Free! For the first time in her adult life, maybe in her entire life, she was truly free. She had thought she was free when she left Rafael, but now she knew the difference. Being free was about more than just eating what you wanted, or not having to play dumb anymore.

She was free to be happy.

She didn’t think she’d ever been happy, not even as a child. Certainly she’d never been carefree. As a child she had enough food in her stomach and clothes to keep her warm, usually, but she had always climbed out of the school bus and reluctantly trudged up the driveway to wherever her family was currently living, because she never knew what awaited her there. Were her parents quarreling, too drunk to care if their kids heard them call each other whore and bastard? Would supper be anything more than what she could scrounge for herself? Would her dad lurch into her on his way to the bathroom and shove her down for being in his way?

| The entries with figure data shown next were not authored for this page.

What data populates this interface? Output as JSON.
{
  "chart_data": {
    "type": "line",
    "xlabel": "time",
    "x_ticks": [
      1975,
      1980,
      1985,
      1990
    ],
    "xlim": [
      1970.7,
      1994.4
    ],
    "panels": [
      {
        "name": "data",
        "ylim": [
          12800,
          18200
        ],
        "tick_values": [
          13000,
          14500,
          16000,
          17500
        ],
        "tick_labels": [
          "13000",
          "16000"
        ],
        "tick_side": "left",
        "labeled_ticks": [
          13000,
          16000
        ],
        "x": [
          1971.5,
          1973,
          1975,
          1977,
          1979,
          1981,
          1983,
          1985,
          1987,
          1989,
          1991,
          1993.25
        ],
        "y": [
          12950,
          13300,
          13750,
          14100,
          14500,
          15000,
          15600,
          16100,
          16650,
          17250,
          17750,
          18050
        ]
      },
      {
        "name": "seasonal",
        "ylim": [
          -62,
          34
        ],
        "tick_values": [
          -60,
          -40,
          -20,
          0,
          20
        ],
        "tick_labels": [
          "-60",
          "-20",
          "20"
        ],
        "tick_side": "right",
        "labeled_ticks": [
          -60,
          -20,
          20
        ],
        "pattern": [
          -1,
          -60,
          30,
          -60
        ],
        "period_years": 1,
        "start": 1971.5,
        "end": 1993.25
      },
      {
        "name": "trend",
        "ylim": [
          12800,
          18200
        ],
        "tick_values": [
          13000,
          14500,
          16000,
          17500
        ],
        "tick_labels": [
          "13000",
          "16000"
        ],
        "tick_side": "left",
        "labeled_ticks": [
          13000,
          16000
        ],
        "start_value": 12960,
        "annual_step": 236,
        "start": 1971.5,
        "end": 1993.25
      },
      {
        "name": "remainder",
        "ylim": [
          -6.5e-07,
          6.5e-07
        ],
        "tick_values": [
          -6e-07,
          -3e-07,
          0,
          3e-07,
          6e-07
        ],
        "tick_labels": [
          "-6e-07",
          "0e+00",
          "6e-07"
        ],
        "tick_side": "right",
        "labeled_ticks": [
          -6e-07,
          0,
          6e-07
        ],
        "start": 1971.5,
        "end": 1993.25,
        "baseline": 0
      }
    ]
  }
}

And later, she’d had other worries. Would her mom’s boyfriend of the moment try to shove his hand between her legs when her mom’s back was turned? She’d tried, just once, telling her mother about it, only to be told that she was just like her fucking father and to stop lying. After that, she’d become an expert at avoiding her own home whenever any of the boyfriends were there, and to climb out her bedroom window in a flash if any of them showed up after she was already home. By the time she was twelve she was a master at evasion, at hiding, at getting away.

She’d gotten away, all right, but she’d never been free-until now.

The future stretched before her, not a future without worry or troubles, but a future undogged by Rafael and the fear that he’d found her. At first all she could focus on was the sense of freedom, the bone-deep relief that she wouldn’t have to spend the rest of her life looking over her shoulder or offering herself up as bait to set a trap for Rafael.

By the time she showered and dragged her weary body to bed it was after three, but she couldn’t shut her mind off and go to sleep. Too much had happened in such a short length of time; she’d gone from the sheer terror and exhaustion of her struggle with Simon to bewilderment to lust to relief to joy, bouncing from point to point without enough time at any one reaction to even begin to absorb what each one meant to her life from now on.